JuliaDynamics / ComplexityMeasures.jl

Estimators for probabilities, entropies, and other complexity measures derived from data in the context of nonlinear dynamics and complex systems
MIT License
49 stars 11 forks source link

Less strict subtyping in `ProbabilitiesEstimator`s #313

Closed kahaaga closed 9 months ago

kahaaga commented 10 months ago

In CausalityTools.jl, instead of estimating a vector of counts, we estimate N-dimensional arrays of counts (contingency tables).

I want to use the ProbabilitiesEstimators implemented here to convert these counts to probabilities.

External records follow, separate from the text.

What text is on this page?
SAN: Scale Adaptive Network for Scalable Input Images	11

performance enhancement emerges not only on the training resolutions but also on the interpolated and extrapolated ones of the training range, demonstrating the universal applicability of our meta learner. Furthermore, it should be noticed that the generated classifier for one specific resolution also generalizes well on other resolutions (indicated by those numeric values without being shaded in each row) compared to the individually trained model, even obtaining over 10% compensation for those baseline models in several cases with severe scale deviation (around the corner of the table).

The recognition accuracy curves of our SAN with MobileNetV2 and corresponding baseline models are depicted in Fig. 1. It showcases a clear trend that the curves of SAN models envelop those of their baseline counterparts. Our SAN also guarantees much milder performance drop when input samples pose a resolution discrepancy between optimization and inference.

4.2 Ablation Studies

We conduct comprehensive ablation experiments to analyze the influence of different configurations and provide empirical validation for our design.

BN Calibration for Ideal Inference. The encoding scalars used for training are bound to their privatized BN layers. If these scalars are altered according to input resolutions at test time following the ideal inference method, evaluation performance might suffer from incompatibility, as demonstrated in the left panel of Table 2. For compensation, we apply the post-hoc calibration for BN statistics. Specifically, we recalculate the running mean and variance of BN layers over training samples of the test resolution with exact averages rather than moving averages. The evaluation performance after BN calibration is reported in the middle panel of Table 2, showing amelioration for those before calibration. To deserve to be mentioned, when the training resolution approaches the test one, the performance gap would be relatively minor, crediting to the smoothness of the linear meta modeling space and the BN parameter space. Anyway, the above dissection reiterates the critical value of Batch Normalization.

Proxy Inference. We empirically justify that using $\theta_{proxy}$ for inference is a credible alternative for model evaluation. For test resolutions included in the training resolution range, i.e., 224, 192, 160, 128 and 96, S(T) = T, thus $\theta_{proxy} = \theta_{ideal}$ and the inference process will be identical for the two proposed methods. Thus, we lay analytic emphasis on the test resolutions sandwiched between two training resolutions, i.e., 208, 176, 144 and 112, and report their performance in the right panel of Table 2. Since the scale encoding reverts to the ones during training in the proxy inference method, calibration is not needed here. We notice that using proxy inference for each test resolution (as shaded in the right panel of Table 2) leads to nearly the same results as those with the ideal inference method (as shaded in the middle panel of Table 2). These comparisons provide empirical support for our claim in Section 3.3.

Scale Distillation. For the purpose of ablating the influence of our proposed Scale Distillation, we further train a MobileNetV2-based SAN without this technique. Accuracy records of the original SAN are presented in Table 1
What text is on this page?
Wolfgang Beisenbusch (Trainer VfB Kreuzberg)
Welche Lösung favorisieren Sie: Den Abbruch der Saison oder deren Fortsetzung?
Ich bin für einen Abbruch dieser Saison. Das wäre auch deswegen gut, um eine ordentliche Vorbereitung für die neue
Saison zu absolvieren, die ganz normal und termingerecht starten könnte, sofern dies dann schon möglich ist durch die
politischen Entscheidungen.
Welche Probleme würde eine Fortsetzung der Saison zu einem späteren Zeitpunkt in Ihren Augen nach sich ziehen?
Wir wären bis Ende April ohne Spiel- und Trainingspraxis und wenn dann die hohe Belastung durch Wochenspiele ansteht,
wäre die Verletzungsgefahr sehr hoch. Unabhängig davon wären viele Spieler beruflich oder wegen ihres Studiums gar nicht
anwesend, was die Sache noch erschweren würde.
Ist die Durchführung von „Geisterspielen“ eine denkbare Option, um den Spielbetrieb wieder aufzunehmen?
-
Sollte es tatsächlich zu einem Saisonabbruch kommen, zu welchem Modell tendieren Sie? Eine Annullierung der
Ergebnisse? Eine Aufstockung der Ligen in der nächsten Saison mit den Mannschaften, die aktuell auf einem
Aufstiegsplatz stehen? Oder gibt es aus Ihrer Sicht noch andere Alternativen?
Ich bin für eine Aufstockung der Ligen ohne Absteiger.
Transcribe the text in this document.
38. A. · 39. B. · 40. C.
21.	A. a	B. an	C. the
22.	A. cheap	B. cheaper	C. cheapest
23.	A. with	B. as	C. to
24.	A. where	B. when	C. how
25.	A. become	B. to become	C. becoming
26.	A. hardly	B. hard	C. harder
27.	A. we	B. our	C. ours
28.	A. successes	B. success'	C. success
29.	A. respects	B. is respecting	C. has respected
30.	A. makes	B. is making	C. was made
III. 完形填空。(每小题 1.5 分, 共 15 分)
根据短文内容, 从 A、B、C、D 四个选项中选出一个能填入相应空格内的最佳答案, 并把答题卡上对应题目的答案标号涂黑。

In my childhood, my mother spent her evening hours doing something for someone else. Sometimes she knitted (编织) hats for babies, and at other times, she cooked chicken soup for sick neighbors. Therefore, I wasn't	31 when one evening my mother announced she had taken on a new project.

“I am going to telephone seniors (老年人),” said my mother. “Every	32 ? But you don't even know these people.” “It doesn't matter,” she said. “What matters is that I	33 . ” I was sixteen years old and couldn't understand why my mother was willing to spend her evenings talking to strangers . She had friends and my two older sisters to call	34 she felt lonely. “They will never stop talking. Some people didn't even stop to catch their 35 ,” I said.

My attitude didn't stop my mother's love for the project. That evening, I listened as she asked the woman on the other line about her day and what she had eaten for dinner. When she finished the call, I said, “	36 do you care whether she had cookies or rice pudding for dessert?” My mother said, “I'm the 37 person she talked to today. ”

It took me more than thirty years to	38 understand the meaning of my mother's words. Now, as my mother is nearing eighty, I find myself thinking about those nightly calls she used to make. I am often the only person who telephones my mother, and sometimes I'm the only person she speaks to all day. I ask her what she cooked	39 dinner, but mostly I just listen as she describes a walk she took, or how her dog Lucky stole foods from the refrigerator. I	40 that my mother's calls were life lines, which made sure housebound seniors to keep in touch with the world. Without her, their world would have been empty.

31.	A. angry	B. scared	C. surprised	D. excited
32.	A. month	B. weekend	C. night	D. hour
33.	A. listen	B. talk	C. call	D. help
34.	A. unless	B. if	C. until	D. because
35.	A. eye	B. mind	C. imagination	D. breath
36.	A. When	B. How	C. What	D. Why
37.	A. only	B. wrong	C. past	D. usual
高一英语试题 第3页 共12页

The workflow is typically:


n = 100
x = rand(["a", "b", "c", 2], n)
y = StateSpaceSet(rand(rng, n, 2))
z = StateSpaceSet(randn(n, 2))

encodings = PerPointEncoding(
    CategoricalEncoding(x),
    OrdinalPatternEncoding(2),
    GaussianCDFEncoding{2}(μ = 0.0, σ = 0.3; c = 3)
)
# Results in a three-dimensional `ContingencyTable` (a convenience wrapper around an `AbstractArray{N, Int}`)
c = contingency_table(encodings, x, y, z)

What I want to do then is

function probabilities(est::RelativeAmount, c::ContingencyTable)
    return Probabilities(c.cts ./ sum(c.cts))
end 
function probabilities(est::AddConstant, c::ContingencyTable)
    # some more complicated code
    return Probabilities(....)
end 

# and call this on the contingency table`` constructed in the example above.
probabilities(RelativeAmount(), c)
probabilities(AddConstant(), c)

However, since every ProbabilitiesEstimator implemented here enforces subtyping on OutcomeSpace and requires an OutcomeSpace as input, the above won't work.

We could solve this by making it possible to construct an "empty" probabilities estimator by default:

Base.@kwdef struct RelativeAmount{O} <: ProbabilitiesEstimator
    outcomemodel::O = nothing
end
Datseris commented 10 months ago

Well, this means that the probabilities estimators design is wrong. They should NOT have outcome spaces as fields in the first place. Why do they? A probability estimator is entirely agnostic to the outcome space. It only sees counts. It was a wrong decision to have them as fields. In general, we often follow too much of an object oriented approach instead of the more Julian finction based and multiple dispatch. Too often we make things fields of other things, when they should be arguments to functions instead.

In any case, here it is scientifically conceptually clear that the call signature must be

probabilities(o::OutcomeSpace, x)
probabilities(est::ProbEst, o::OutcomeSpace, x)
probabiities(est::ProbEst, counts_or_probabilities)

where the first signature calles RelavtiveAmount and then calls the second signature. The second signature is a generic implementation that does not depend on est or probs and calls either counts or probabilities depending on if o is count-based. So only the third method has speciifc impleentations.

The probabilities estimators don't have a reason to reference an outcome space.

kahaaga commented 10 months ago

Agreed. I'll make a PR implenting these changes asap.